About Integrative Medicine

Integrative Medicine treats the mind, body, and spirit and encourages you to take an active role in your healthcare.

Sound good? Read on!


Where You Live

You’re curious about chiropractors. You want to research Reiki. You want to become proactive about your healthcare by adding new “whole-person” therapies that enhance your mental, physical, and spiritual well-being. In other words, you’re interested in integrative medicine, or IM. Researchers are proving that IM’s “whole person” approach to healthcare can have significant impact on health and healing, and every year, more practitioners are emerging. But where can you go to find out more about safe and effective integrative medicine options in your community?

Go to school.

Begin by contacting medical schools near your home to ask if they have a program in IM, or visit www.bravewell.org/links/acadcon.asp for a list of nationally recognized IM academic centers.

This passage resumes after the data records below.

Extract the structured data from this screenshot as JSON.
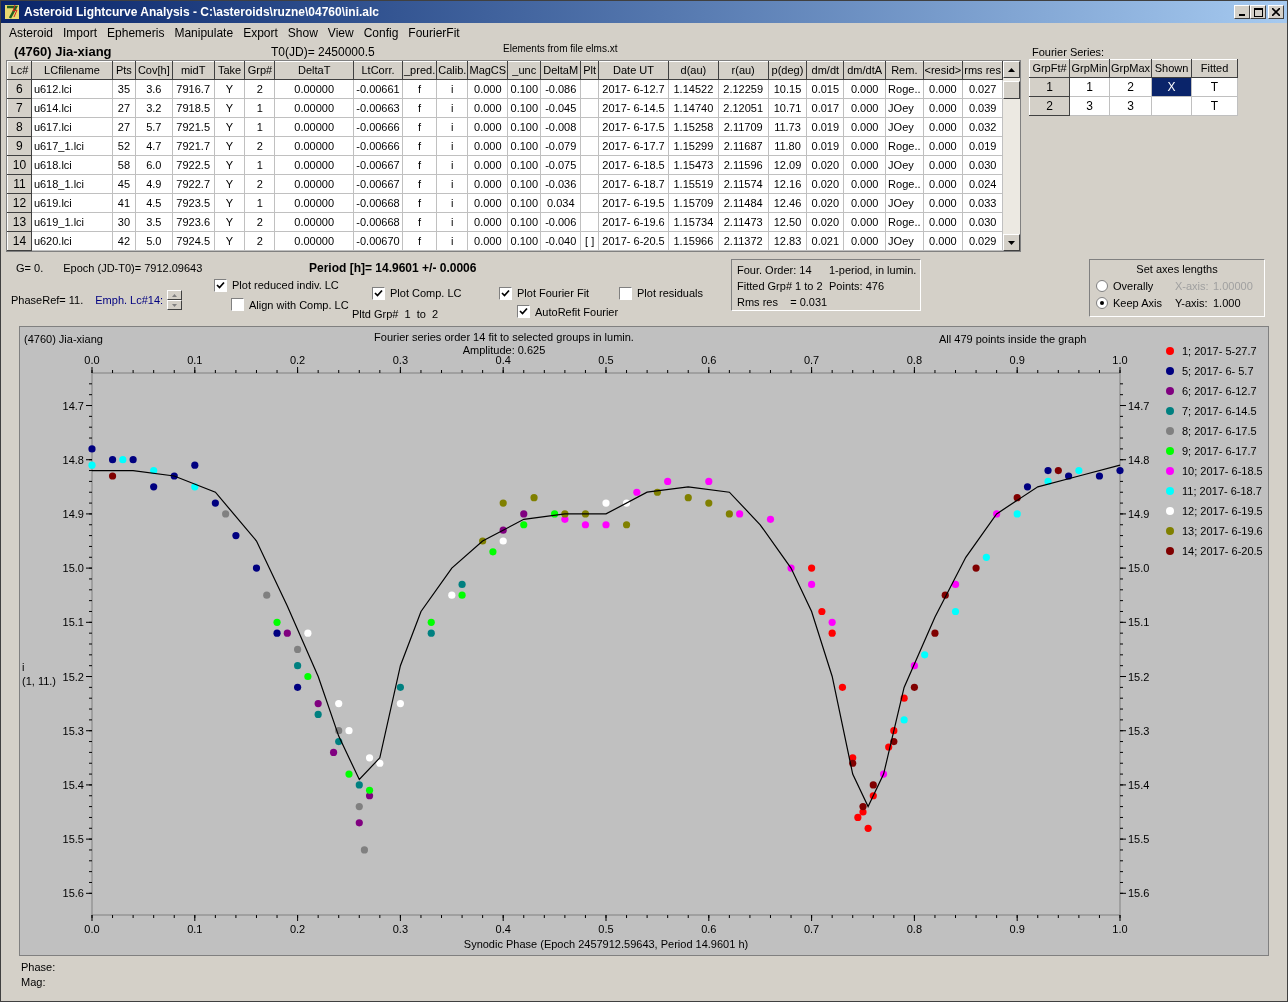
{
  "window": {
    "title": "Asteroid Lightcurve Analysis - C:\\asteroids\\ruzne\\04760\\ini.alc"
  },
  "menu": [
    "Asteroid",
    "Import",
    "Ephemeris",
    "Manipulate",
    "Export",
    "Show",
    "View",
    "Config",
    "FourierFit"
  ],
  "header": {
    "asteroid": "(4760) Jia-xiang",
    "t0": "T0(JD)= 2450000.5",
    "elements": "Elements from file elms.xt"
  },
  "table": {
    "columns": [
      "Lc#",
      "LCfilename",
      "Pts",
      "Cov[h]",
      "midT",
      "Take",
      "Grp#",
      "DeltaT",
      "LtCorr.",
      "_pred.",
      "Calib.",
      "MagCS",
      "_unc",
      "DeltaM",
      "Plt",
      "Date UT",
      "d(au)",
      "r(au)",
      "p(deg)",
      "dm/dt",
      "dm/dtA",
      "Rem.",
      "<resid>",
      "rms res"
    ],
    "rows": [
      {
        "cells": [
          "6",
          "u612.lci",
          "35",
          "3.6",
          "7916.7",
          "Y",
          "2",
          "0.00000",
          "-0.00661",
          "f",
          "i",
          "0.000",
          "0.100",
          "-0.086",
          null,
          "2017- 6-12.7",
          "1.14522",
          "2.12259",
          "10.15",
          "0.015",
          "0.000",
          "Roge..",
          "0.000",
          "0.027"
        ]
      },
      {
        "cells": [
          "7",
          "u614.lci",
          "27",
          "3.2",
          "7918.5",
          "Y",
          "1",
          "0.00000",
          "-0.00663",
          "f",
          "i",
          "0.000",
          "0.100",
          "-0.045",
          null,
          "2017- 6-14.5",
          "1.14740",
          "2.12051",
          "10.71",
          "0.017",
          "0.000",
          "JOey",
          "0.000",
          "0.039"
        ]
      },
      {
        "cells": [
          "8",
          "u617.lci",
          "27",
          "5.7",
          "7921.5",
          "Y",
          "1",
          "0.00000",
          "-0.00666",
          "f",
          "i",
          "0.000",
          "0.100",
          "-0.008",
          null,
          "2017- 6-17.5",
          "1.15258",
          "2.11709",
          "11.73",
          "0.019",
          "0.000",
          "JOey",
          "0.000",
          "0.032"
        ]
      },
      {
        "cells": [
          "9",
          "u617_1.lci",
          "52",
          "4.7",
          "7921.7",
          "Y",
          "2",
          "0.00000",
          "-0.00666",
          "f",
          "i",
          "0.000",
          "0.100",
          "-0.079",
          null,
          "2017- 6-17.7",
          "1.15299",
          "2.11687",
          "11.80",
          "0.019",
          "0.000",
          "Roge..",
          "0.000",
          "0.019"
        ]
      },
      {
        "cells": [
          "10",
          "u618.lci",
          "58",
          "6.0",
          "7922.5",
          "Y",
          "1",
          "0.00000",
          "-0.00667",
          "f",
          "i",
          "0.000",
          "0.100",
          "-0.075",
          null,
          "2017- 6-18.5",
          "1.15473",
          "2.11596",
          "12.09",
          "0.020",
          "0.000",
          "JOey",
          "0.000",
          "0.030"
        ]
      },
      {
        "cells": [
          "11",
          "u618_1.lci",
          "45",
          "4.9",
          "7922.7",
          "Y",
          "2",
          "0.00000",
          "-0.00667",
          "f",
          "i",
          "0.000",
          "0.100",
          "-0.036",
          null,
          "2017- 6-18.7",
          "1.15519",
          "2.11574",
          "12.16",
          "0.020",
          "0.000",
          "Roge..",
          "0.000",
          "0.024"
        ]
      },
      {
        "cells": [
          "12",
          "u619.lci",
          "41",
          "4.5",
          "7923.5",
          "Y",
          "1",
          "0.00000",
          "-0.00668",
          "f",
          "i",
          "0.000",
          "0.100",
          "0.034",
          null,
          "2017- 6-19.5",
          "1.15709",
          "2.11484",
          "12.46",
          "0.020",
          "0.000",
          "JOey",
          "0.000",
          "0.033"
        ]
      },
      {
        "cells": [
          "13",
          "u619_1.lci",
          "30",
          "3.5",
          "7923.6",
          "Y",
          "2",
          "0.00000",
          "-0.00668",
          "f",
          "i",
          "0.000",
          "0.100",
          "-0.006",
          null,
          "2017- 6-19.6",
          "1.15734",
          "2.11473",
          "12.50",
          "0.020",
          "0.000",
          "Roge..",
          "0.000",
          "0.030"
        ]
      },
      {
        "cells": [
          "14",
          "u620.lci",
          "42",
          "5.0",
          "7924.5",
          "Y",
          "2",
          "0.00000",
          "-0.00670",
          "f",
          "i",
          "0.000",
          "0.100",
          "-0.040",
          "[ ]",
          "2017- 6-20.5",
          "1.15966",
          "2.11372",
          "12.83",
          "0.021",
          "0.000",
          "JOey",
          "0.000",
          "0.029"
        ]
      }
    ]
  },
  "fourier": {
    "title": "Fourier Series:",
    "columns": [
      "GrpFt#",
      "GrpMin",
      "GrpMax",
      "Shown",
      "Fitted"
    ],
    "rows": [
      {
        "cells": [
          "1",
          "1",
          "2",
          "X",
          "T"
        ],
        "selected": true
      },
      {
        "cells": [
          "2",
          "3",
          "3",
          null,
          "T"
        ],
        "selected": false
      }
    ]
  },
  "controls": {
    "g": "G= 0.",
    "epoch": "Epoch (JD-T0)= 7912.09643",
    "period": "Period [h]= 14.9601 +/- 0.0006",
    "phase_ref": "PhaseRef= 11.",
    "emph": "Emph. Lc#14:",
    "pltd_grp": "Pltd Grp#  1  to  2",
    "checkboxes": [
      {
        "label": "Plot reduced indiv. LC",
        "checked": true
      },
      {
        "label": "Align with Comp. LC",
        "checked": false
      },
      {
        "label": "Plot Comp. LC",
        "checked": true
      },
      {
        "label": "Plot Fourier Fit",
        "checked": true
      },
      {
        "label": "Plot residuals",
        "checked": false
      },
      {
        "label": "AutoRefit Fourier",
        "checked": true
      }
    ]
  },
  "fit_info": [
    "Four. Order: 14",
    "1-period, in lumin.",
    "Fitted Grp# 1 to 2",
    "Points: 476",
    "Rms res    = 0.031"
  ],
  "axes": {
    "title": "Set axes lengths",
    "radios": [
      {
        "label": "Overally",
        "selected": false
      },
      {
        "label": "Keep Axis",
        "selected": true
      }
    ],
    "fields": [
      {
        "label": "X-axis:",
        "value": "1.00000",
        "disabled": true
      },
      {
        "label": "Y-axis:",
        "value": "1.000",
        "disabled": false
      }
    ]
  },
  "plot": {
    "object": "(4760) Jia-xiang",
    "subtitle": "Fourier series order 14 fit to selected groups in lumin.",
    "amplitude": "Amplitude: 0.625",
    "points_note": "All 479 points inside the graph",
    "y_units": "(1, 11.)",
    "right_axis_labels": [
      "14.7",
      "14.8",
      "14.9",
      "15.0",
      "15.1",
      "15.2",
      "15.3",
      "15.4",
      "15.5",
      "15.6"
    ],
    "chart_data": {
      "type": "scatter",
      "xlabel": "Synodic Phase (Epoch 2457912.59643, Period 14.9601 h)",
      "ylabel": "i",
      "xlim": [
        0,
        1
      ],
      "ylim": [
        15.64,
        14.64
      ],
      "xticks": [
        {
          "value": 0,
          "label": "0.0"
        },
        {
          "value": 0.1,
          "label": "0.1"
        },
        {
          "value": 0.2,
          "label": "0.2"
        },
        {
          "value": 0.3,
          "label": "0.3"
        },
        {
          "value": 0.4,
          "label": "0.4"
        },
        {
          "value": 0.5,
          "label": "0.5"
        },
        {
          "value": 0.6,
          "label": "0.6"
        },
        {
          "value": 0.7,
          "label": "0.7"
        },
        {
          "value": 0.8,
          "label": "0.8"
        },
        {
          "value": 0.9,
          "label": "0.9"
        },
        {
          "value": 1,
          "label": "1.0"
        }
      ],
      "yticks": [
        14.7,
        14.8,
        14.9,
        {
          "value": 15,
          "label": "15.0"
        },
        15.1,
        15.2,
        15.3,
        15.4,
        15.5,
        15.6
      ],
      "series": [
        {
          "name": "1; 2017- 5-27.7",
          "color": "#ff0000",
          "x": [
            0.7,
            0.71,
            0.72,
            0.73,
            0.74,
            0.745,
            0.75,
            0.755,
            0.76,
            0.775,
            0.78,
            0.79
          ],
          "values": [
            15.0,
            15.08,
            15.12,
            15.22,
            15.35,
            15.46,
            15.45,
            15.48,
            15.42,
            15.33,
            15.3,
            15.24
          ]
        },
        {
          "name": "5; 2017- 6- 5.7",
          "color": "#000080",
          "x": [
            0,
            0.02,
            0.04,
            0.06,
            0.08,
            0.1,
            0.12,
            0.14,
            0.16,
            0.18,
            0.2,
            0.91,
            0.93,
            0.95,
            0.98,
            1
          ],
          "values": [
            14.78,
            14.8,
            14.8,
            14.85,
            14.83,
            14.81,
            14.88,
            14.94,
            15.0,
            15.12,
            15.22,
            14.85,
            14.82,
            14.83,
            14.83,
            14.82
          ]
        },
        {
          "name": "6; 2017- 6-12.7",
          "color": "#800080",
          "x": [
            0.19,
            0.22,
            0.235,
            0.26,
            0.27,
            0.4,
            0.42
          ],
          "values": [
            15.12,
            15.25,
            15.34,
            15.47,
            15.42,
            14.93,
            14.9
          ]
        },
        {
          "name": "7; 2017- 6-14.5",
          "color": "#008080",
          "x": [
            0.2,
            0.22,
            0.24,
            0.26,
            0.3,
            0.33,
            0.36
          ],
          "values": [
            15.18,
            15.27,
            15.32,
            15.4,
            15.22,
            15.12,
            15.03
          ]
        },
        {
          "name": "8; 2017- 6-17.5",
          "color": "#808080",
          "x": [
            0.13,
            0.17,
            0.2,
            0.24,
            0.26,
            0.265
          ],
          "values": [
            14.9,
            15.05,
            15.15,
            15.3,
            15.44,
            15.52
          ]
        },
        {
          "name": "9; 2017- 6-17.7",
          "color": "#00ff00",
          "x": [
            0.18,
            0.21,
            0.25,
            0.27,
            0.33,
            0.36,
            0.39,
            0.42,
            0.45
          ],
          "values": [
            15.1,
            15.2,
            15.38,
            15.41,
            15.1,
            15.05,
            14.97,
            14.92,
            14.9
          ]
        },
        {
          "name": "10; 2017- 6-18.5",
          "color": "#ff00ff",
          "x": [
            0.46,
            0.48,
            0.5,
            0.53,
            0.56,
            0.6,
            0.63,
            0.66,
            0.68,
            0.7,
            0.72,
            0.77,
            0.8,
            0.84,
            0.88
          ],
          "values": [
            14.91,
            14.92,
            14.92,
            14.86,
            14.84,
            14.84,
            14.9,
            14.91,
            15.0,
            15.03,
            15.1,
            15.38,
            15.18,
            15.03,
            14.9
          ]
        },
        {
          "name": "11; 2017- 6-18.7",
          "color": "#00ffff",
          "x": [
            0,
            0.03,
            0.06,
            0.1,
            0.79,
            0.81,
            0.84,
            0.87,
            0.9,
            0.93,
            0.96
          ],
          "values": [
            14.81,
            14.8,
            14.82,
            14.85,
            15.28,
            15.16,
            15.08,
            14.98,
            14.9,
            14.84,
            14.82
          ]
        },
        {
          "name": "12; 2017- 6-19.5",
          "color": "#ffffff",
          "x": [
            0.21,
            0.24,
            0.25,
            0.27,
            0.28,
            0.3,
            0.35,
            0.4,
            0.5,
            0.52
          ],
          "values": [
            15.12,
            15.25,
            15.3,
            15.35,
            15.36,
            15.25,
            15.05,
            14.95,
            14.88,
            14.88
          ]
        },
        {
          "name": "13; 2017- 6-19.6",
          "color": "#808000",
          "x": [
            0.38,
            0.4,
            0.43,
            0.46,
            0.48,
            0.52,
            0.55,
            0.58,
            0.6,
            0.62
          ],
          "values": [
            14.95,
            14.88,
            14.87,
            14.9,
            14.9,
            14.92,
            14.86,
            14.87,
            14.88,
            14.9
          ]
        },
        {
          "name": "14; 2017- 6-20.5",
          "color": "#800000",
          "x": [
            0.02,
            0.74,
            0.75,
            0.76,
            0.78,
            0.8,
            0.82,
            0.83,
            0.86,
            0.9,
            0.94
          ],
          "values": [
            14.83,
            15.36,
            15.44,
            15.4,
            15.32,
            15.22,
            15.12,
            15.05,
            15.0,
            14.87,
            14.82
          ]
        },
        {
          "type": "line",
          "color": "#000000",
          "x": [
            0,
            0.04,
            0.08,
            0.12,
            0.16,
            0.19,
            0.22,
            0.24,
            0.26,
            0.28,
            0.3,
            0.32,
            0.35,
            0.38,
            0.42,
            0.46,
            0.5,
            0.54,
            0.58,
            0.62,
            0.65,
            0.68,
            0.7,
            0.72,
            0.74,
            0.755,
            0.77,
            0.79,
            0.82,
            0.85,
            0.88,
            0.92,
            0.96,
            1
          ],
          "values": [
            14.82,
            14.82,
            14.83,
            14.86,
            14.95,
            15.07,
            15.2,
            15.31,
            15.39,
            15.35,
            15.18,
            15.08,
            15.0,
            14.95,
            14.91,
            14.9,
            14.9,
            14.86,
            14.85,
            14.86,
            14.92,
            15.0,
            15.08,
            15.2,
            15.38,
            15.44,
            15.38,
            15.22,
            15.09,
            14.98,
            14.9,
            14.85,
            14.83,
            14.81
          ]
        }
      ]
    }
  },
  "status": [
    "Phase:",
    "Mag:"
  ]
}
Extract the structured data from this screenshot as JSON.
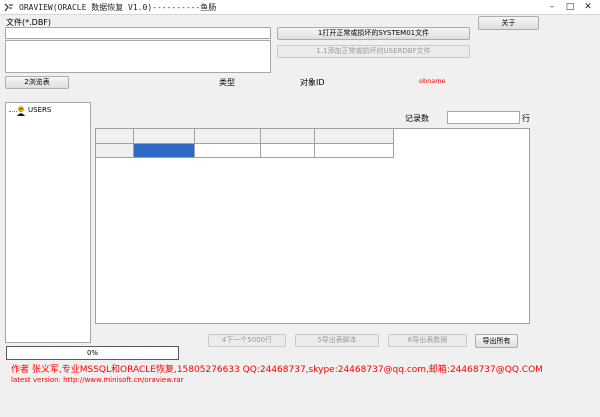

If an IM program does exist in your area, call the program director’s office to request a physician referral.

Go traditional.

If you are seeking a particular treatment, such as acupuncture, meditation, or qigong, you can begin by consulting your local Yellow pages or online listings. Look under the name of the treatment and under more general terms like “clinics,” “integrative medicine,” “alternative medicine,” “holistic medicine,” etc. Some treatments, such as chiropractic and massage therapy, may have more established practitioners, while others may be scarce. Important note: Checking listings is only a starting place. If you do choose this route, it is imperative that you follow up by researching the practitioners’ qualifications and training. You can research qualifications by simply asking the practitioner, or going online to your state’s health department or sites such as Choice Trust (www.choicetrust.com). Word-of-mouth references are also useful when seeking information about a practitioner’s strengths and challenges. Remember, it is perfectly acceptable to request these references directly from the practitioner.

Go online.

The American Board of Holistic Medicine is beginning to certify doctors that practice holistic care. The website (www.holisticboard.org) lists the names and contact information of certified holistic doctors state by state. You may also visit the National Center for Complementary and Alternative Medicine (www.nccam.nih.gov) and the Cochrane Collaboration Complementary Medicine Field (www.compmed.umm.edu/Cochrane/index.html). Both are good sources of high-quality information when researching the safety and effectiveness of a particular treatment.

Go grassroots.

Start talking with people in your community. Ask friends, coworkers, or neighbors if they know of integrative medicine options in your area. Many practitioners rely on word of mouth, so first-person accounts are helpful. Again, check client referrals, licensure, and other quality measures before committing to treatments.

Go back to basics.

Of course, one of the best starting points is communicating your interest in IM to a healthcare provider you already trust: your physician. He/she may be able to suggest helpful additions to your healthcare routine and/or provide you with referrals for particular therapies. Always tell your primary physician about non-conventional therapies you might be using. Share your experiences, and encourage him or her to become more familiar with such treatments. Awareness of IM is growing at medical schools and among government officials who grant medical education funding. As IM programs proliferate and begin to graduate doctors, a larger supply of practitioners and more research will emerge.